Ele lembra de quando o primeiro ministro Renato Archer organizou num Auditório da Fapesp uma reunião com cientistas para saber qual a melhor forma de se montar o ministério. “Ele foi publicamente pedir ajuda e dicas para compor o ministério. Neste momento, houve uma clara colaboração, mas alguns anos depois já houve novos problemas”.
Raupp cita a entrada no poder de Fernando Collor. “Foi um momento pouco propício, mas nos esforçamos para propor melhorias, mas a ciência não era encarada como um programa de médio e longo prazo, algo essencial para o seu desenvolvimento”. O momento presente, diz ele, é de total colaboração com o governo.
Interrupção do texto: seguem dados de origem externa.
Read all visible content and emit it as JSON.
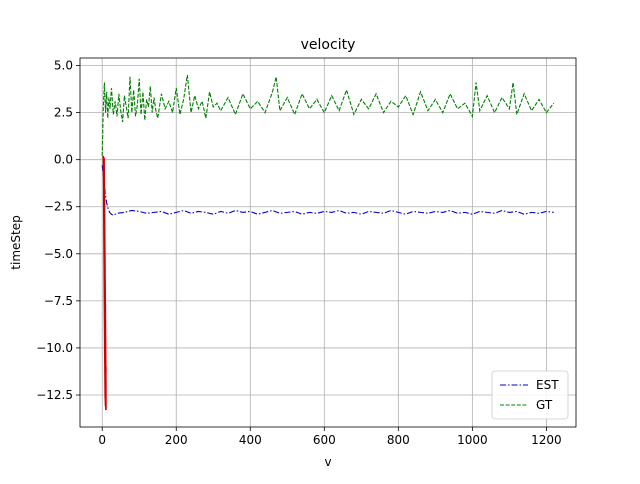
{
  "chart_data": {
    "type": "line",
    "title": "velocity",
    "xlabel": "v",
    "ylabel": "timeStep",
    "xlim": [
      -60,
      1280
    ],
    "ylim": [
      -14.2,
      5.4
    ],
    "xticks": [
      0,
      200,
      400,
      600,
      800,
      1000,
      1200
    ],
    "xtick_labels": [
      "0",
      "200",
      "400",
      "600",
      "800",
      "1000",
      "1200"
    ],
    "yticks": [
      -12.5,
      -10.0,
      -7.5,
      -5.0,
      -2.5,
      0.0,
      2.5,
      5.0
    ],
    "ytick_labels": [
      "−12.5",
      "−10.0",
      "−7.5",
      "−5.0",
      "−2.5",
      "0.0",
      "2.5",
      "5.0"
    ],
    "grid": true,
    "legend_position": "lower-right",
    "series": [
      {
        "name": "EST",
        "color": "#0000cc",
        "style": "dash-dot",
        "x": [
          0,
          4,
          8,
          12,
          16,
          20,
          25,
          30,
          40,
          60,
          80,
          100,
          120,
          140,
          160,
          180,
          200,
          220,
          240,
          260,
          280,
          300,
          320,
          340,
          360,
          380,
          400,
          420,
          440,
          460,
          480,
          500,
          520,
          540,
          560,
          580,
          600,
          620,
          640,
          660,
          680,
          700,
          720,
          740,
          760,
          780,
          800,
          820,
          840,
          860,
          880,
          900,
          920,
          940,
          960,
          980,
          1000,
          1020,
          1040,
          1060,
          1080,
          1100,
          1120,
          1140,
          1160,
          1180,
          1200,
          1220
        ],
        "y": [
          -0.3,
          -0.9,
          -1.8,
          -2.3,
          -2.6,
          -2.8,
          -2.9,
          -2.95,
          -2.85,
          -2.8,
          -2.7,
          -2.75,
          -2.85,
          -2.8,
          -2.75,
          -2.9,
          -2.8,
          -2.7,
          -2.85,
          -2.75,
          -2.8,
          -2.9,
          -2.75,
          -2.85,
          -2.7,
          -2.8,
          -2.75,
          -2.9,
          -2.8,
          -2.7,
          -2.85,
          -2.8,
          -2.75,
          -2.9,
          -2.8,
          -2.85,
          -2.75,
          -2.8,
          -2.7,
          -2.85,
          -2.8,
          -2.9,
          -2.75,
          -2.8,
          -2.85,
          -2.7,
          -2.8,
          -2.9,
          -2.75,
          -2.8,
          -2.85,
          -2.75,
          -2.8,
          -2.7,
          -2.85,
          -2.8,
          -2.9,
          -2.75,
          -2.8,
          -2.85,
          -2.7,
          -2.8,
          -2.75,
          -2.9,
          -2.8,
          -2.85,
          -2.75,
          -2.8
        ]
      },
      {
        "name": "GT",
        "color": "#008000",
        "style": "dashed",
        "x": [
          0,
          3,
          6,
          9,
          12,
          15,
          18,
          21,
          25,
          30,
          35,
          40,
          45,
          50,
          55,
          60,
          65,
          70,
          75,
          80,
          85,
          90,
          95,
          100,
          105,
          110,
          115,
          120,
          125,
          130,
          135,
          140,
          145,
          150,
          160,
          170,
          180,
          190,
          200,
          210,
          220,
          230,
          240,
          250,
          260,
          270,
          280,
          290,
          300,
          310,
          320,
          340,
          360,
          380,
          400,
          420,
          440,
          460,
          470,
          480,
          500,
          520,
          540,
          560,
          580,
          600,
          620,
          640,
          660,
          680,
          700,
          720,
          740,
          760,
          780,
          800,
          820,
          840,
          860,
          880,
          900,
          920,
          940,
          960,
          980,
          1000,
          1010,
          1020,
          1040,
          1060,
          1080,
          1100,
          1110,
          1120,
          1140,
          1160,
          1180,
          1200,
          1220
        ],
        "y": [
          0.2,
          2.8,
          4.1,
          2.5,
          3.6,
          2.2,
          3.3,
          2.7,
          3.8,
          2.4,
          3.1,
          2.3,
          3.5,
          2.6,
          2.0,
          3.4,
          2.8,
          2.2,
          4.4,
          2.5,
          3.7,
          2.3,
          2.9,
          4.3,
          2.4,
          3.6,
          2.1,
          3.2,
          2.8,
          3.9,
          2.5,
          3.3,
          2.6,
          2.2,
          3.5,
          2.7,
          3.1,
          2.5,
          3.8,
          2.4,
          3.2,
          4.5,
          2.5,
          3.4,
          2.7,
          3.1,
          2.2,
          3.6,
          2.8,
          3.0,
          2.6,
          3.3,
          2.4,
          3.5,
          2.7,
          3.1,
          2.5,
          3.6,
          4.4,
          2.6,
          3.3,
          2.4,
          3.5,
          2.7,
          3.2,
          2.5,
          3.4,
          2.6,
          3.7,
          2.4,
          3.2,
          2.7,
          3.5,
          2.5,
          3.1,
          2.8,
          3.4,
          2.4,
          3.6,
          2.6,
          3.2,
          2.5,
          3.5,
          2.7,
          3.0,
          2.3,
          4.1,
          2.6,
          3.4,
          2.5,
          3.3,
          2.7,
          4.1,
          2.4,
          3.5,
          2.6,
          3.2,
          2.5,
          3.0
        ]
      },
      {
        "color": "#d00000",
        "style": "solid",
        "x": [
          3,
          4,
          5,
          6,
          7,
          8,
          9,
          10,
          10,
          9,
          8,
          7,
          6,
          5,
          4,
          5,
          6,
          7,
          8,
          9,
          10
        ],
        "y": [
          0.2,
          -1.5,
          -3.5,
          -6.0,
          -8.5,
          -11.0,
          -12.8,
          -13.3,
          -12.0,
          -9.5,
          -7.0,
          -4.5,
          -2.0,
          0.1,
          -2.0,
          -5.0,
          -8.0,
          -10.5,
          -12.5,
          -13.1,
          -11.0
        ]
      }
    ]
  }
}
Segundo Raupp, tanto a Sociedade como a Academia Brasileira de Ciências são chamadas a participar e debater os rumos da área.
“Voltamos a ter um planejamento, uma ligação da política de C&T com a política industrial e de desenvolvimento do país, com o foco na inovação. Esta é uma oportunidade para a SBPC propor e participar de atividades que levem o Brasil a um novo patamar”, finalizou.
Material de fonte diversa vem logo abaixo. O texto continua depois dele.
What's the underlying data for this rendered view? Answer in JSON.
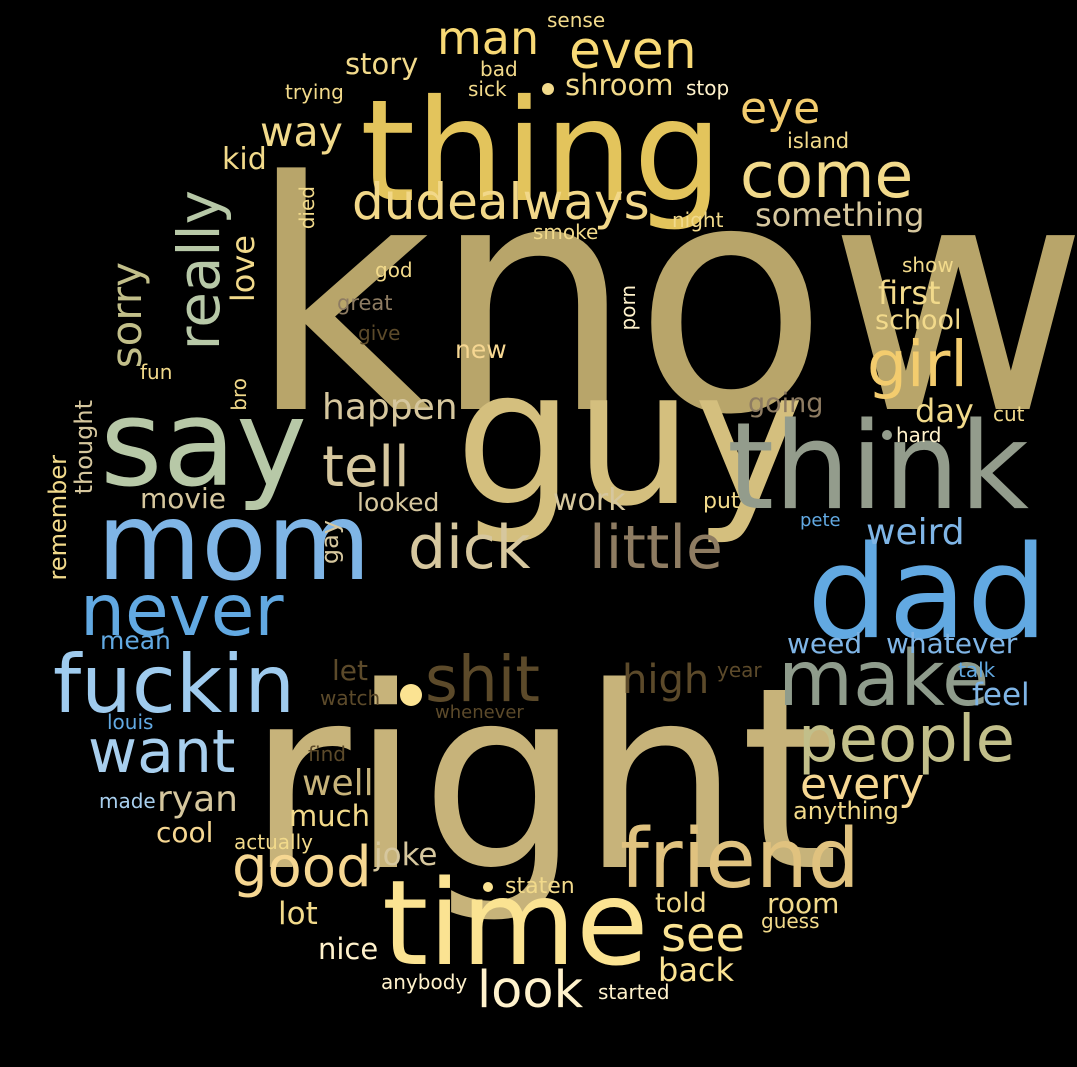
{
  "words": [
    {
      "text": "know",
      "color": "#b8a56a"
    },
    {
      "text": "right",
      "color": "#c7b37a"
    },
    {
      "text": "thing",
      "color": "#e3c45c"
    },
    {
      "text": "guy",
      "color": "#d4bf7e"
    },
    {
      "text": "say",
      "color": "#b7c8a7"
    },
    {
      "text": "think",
      "color": "#939c8c"
    },
    {
      "text": "time",
      "color": "#fbe392"
    },
    {
      "text": "dad",
      "color": "#62a9e2"
    },
    {
      "text": "mom",
      "color": "#7fb5e6"
    },
    {
      "text": "fuckin",
      "color": "#9fcbee"
    },
    {
      "text": "make",
      "color": "#8f9c8c"
    },
    {
      "text": "friend",
      "color": "#e0c27f"
    },
    {
      "text": "never",
      "color": "#62a9e2"
    },
    {
      "text": "really",
      "color": "#b7c8a7"
    },
    {
      "text": "shit",
      "color": "#5c4a2a"
    },
    {
      "text": "little",
      "color": "#8e7c62"
    },
    {
      "text": "come",
      "color": "#f2da8b"
    },
    {
      "text": "people",
      "color": "#c2bf8a"
    },
    {
      "text": "want",
      "color": "#a8cfee"
    },
    {
      "text": "girl",
      "color": "#f3cc6e"
    },
    {
      "text": "dick",
      "color": "#d6c79e"
    },
    {
      "text": "good",
      "color": "#f6d792"
    },
    {
      "text": "tell",
      "color": "#d6c79e"
    },
    {
      "text": "look",
      "color": "#fff2cc"
    },
    {
      "text": "dudealways",
      "color": "#f2d889"
    },
    {
      "text": "even",
      "color": "#f8d975"
    },
    {
      "text": "man",
      "color": "#f8d975"
    },
    {
      "text": "see",
      "color": "#fbe392"
    },
    {
      "text": "sorry",
      "color": "#c2bf8a"
    },
    {
      "text": "eye",
      "color": "#f3cc6e"
    },
    {
      "text": "every",
      "color": "#f6d792"
    },
    {
      "text": "way",
      "color": "#f2da8b"
    },
    {
      "text": "high",
      "color": "#5c4a2a"
    },
    {
      "text": "happen",
      "color": "#d6c79e"
    },
    {
      "text": "weird",
      "color": "#7fb5e6"
    },
    {
      "text": "something",
      "color": "#d6c79e"
    },
    {
      "text": "love",
      "color": "#f2da8b"
    },
    {
      "text": "first",
      "color": "#f2da8b"
    },
    {
      "text": "ryan",
      "color": "#d6c79e"
    },
    {
      "text": "well",
      "color": "#c7b37a"
    },
    {
      "text": "feel",
      "color": "#7fb5e6"
    },
    {
      "text": "back",
      "color": "#fbe392"
    },
    {
      "text": "story",
      "color": "#f2da8b"
    },
    {
      "text": "shroom",
      "color": "#f2da8b"
    },
    {
      "text": "whatever",
      "color": "#7fb5e6"
    },
    {
      "text": "weed",
      "color": "#7fb5e6"
    },
    {
      "text": "school",
      "color": "#f2da8b"
    },
    {
      "text": "day",
      "color": "#f2da8b"
    },
    {
      "text": "movie",
      "color": "#d6c79e"
    },
    {
      "text": "work",
      "color": "#d6c79e"
    },
    {
      "text": "going",
      "color": "#8e7c62"
    },
    {
      "text": "joke",
      "color": "#d6c79e"
    },
    {
      "text": "lot",
      "color": "#f2da8b"
    },
    {
      "text": "room",
      "color": "#f2da8b"
    },
    {
      "text": "much",
      "color": "#f2da8b"
    },
    {
      "text": "cool",
      "color": "#f6d792"
    },
    {
      "text": "nice",
      "color": "#fff2cc"
    },
    {
      "text": "told",
      "color": "#f2da8b"
    },
    {
      "text": "kid",
      "color": "#f2da8b"
    },
    {
      "text": "new",
      "color": "#f6d792"
    },
    {
      "text": "let",
      "color": "#5c4a2a"
    },
    {
      "text": "looked",
      "color": "#d6c79e"
    },
    {
      "text": "mean",
      "color": "#62a9e2"
    },
    {
      "text": "thought",
      "color": "#d6c79e"
    },
    {
      "text": "remember",
      "color": "#f2da8b"
    },
    {
      "text": "gay",
      "color": "#d6c79e"
    },
    {
      "text": "anything",
      "color": "#f2da8b"
    },
    {
      "text": "staten",
      "color": "#f2da8b"
    },
    {
      "text": "put",
      "color": "#f2da8b"
    },
    {
      "text": "stop",
      "color": "#fff2cc"
    },
    {
      "text": "sense",
      "color": "#f2da8b"
    },
    {
      "text": "bad",
      "color": "#f2da8b"
    },
    {
      "text": "sick",
      "color": "#f2da8b"
    },
    {
      "text": "trying",
      "color": "#f2da8b"
    },
    {
      "text": "island",
      "color": "#f2da8b"
    },
    {
      "text": "night",
      "color": "#f2da8b"
    },
    {
      "text": "smoke",
      "color": "#f2da8b"
    },
    {
      "text": "died",
      "color": "#f2da8b"
    },
    {
      "text": "god",
      "color": "#f2da8b"
    },
    {
      "text": "great",
      "color": "#8e7c62"
    },
    {
      "text": "give",
      "color": "#5c4a2a"
    },
    {
      "text": "porn",
      "color": "#fff2cc"
    },
    {
      "text": "show",
      "color": "#f2da8b"
    },
    {
      "text": "fun",
      "color": "#f2da8b"
    },
    {
      "text": "bro",
      "color": "#f2da8b"
    },
    {
      "text": "hard",
      "color": "#fff2cc"
    },
    {
      "text": "cut",
      "color": "#f2da8b"
    },
    {
      "text": "pete",
      "color": "#62a9e2"
    },
    {
      "text": "year",
      "color": "#5c4a2a"
    },
    {
      "text": "talk",
      "color": "#62a9e2"
    },
    {
      "text": "watch",
      "color": "#5c4a2a"
    },
    {
      "text": "whenever",
      "color": "#5c4a2a"
    },
    {
      "text": "louis",
      "color": "#62a9e2"
    },
    {
      "text": "find",
      "color": "#5c4a2a"
    },
    {
      "text": "made",
      "color": "#a8cfee"
    },
    {
      "text": "actually",
      "color": "#f2da8b"
    },
    {
      "text": "guess",
      "color": "#f2da8b"
    },
    {
      "text": "started",
      "color": "#fff2cc"
    },
    {
      "text": "anybody",
      "color": "#fff2cc"
    }
  ]
}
Palis disse que o pensamento da Academia. Defendendo que a SBPC e ABC sempre tiveram papéis complementares, “desde quando o presidente da Capes era Anísio Teixeira (ex-presidente da SBPC) e o do CNPq era Álvaro Alberto (ex-presidente da ABC), há um entendimento que vem se estreitando cada vez mais”.
Ele destacou lutas contemporâneas, como a defesa da C&T para o desenvolvimento da Amazônia, acesso ao patrimônio genético, valorização da carreira de C&T, melhora da Educação em todos os níveis e integração nacional.
Galembeck não se ateve apenas aos 60 anos passados, mas defendeu um papel preponderante da SBPC na defesa da inovação, incitando os pesquisadores a terem maio contato com o setor produtivo. Ele cita como exemplo o caso do etanol. A seu ver, o programa brasileiro na área é um exemplo sem comparação em todo o mundo e se desenvolveu com muita pesquisa, mas sem a participação das Universidades e institutos de pesquisa.
Ele acredita que o petróleo, a nanotecnologia e outros combustíveis renováveis podem marcar o futuro do país e de todo o mundo, mas para o seu desenvolvimento ele defende como necessária uma maior inserção dos pesquisadores em empresas e projetos inovadores. A SBPC, acredita ele, pode fazer uma ponte entre o mundo acadêmico e empresarial.
Concordando com Galembeck, Raupp, diz que desde a Reunião Anual de Florianópolis, há dois anos, está é uma grande preocupação da entidade. “Inclusive nesta Reunião, estamos promovendo mesas-redondas e conferências com empresários inovadores, como do laboratório farmacêutico Aché e da empresa de carrocerias para ônibus e caminhões Marcopolo”, citou.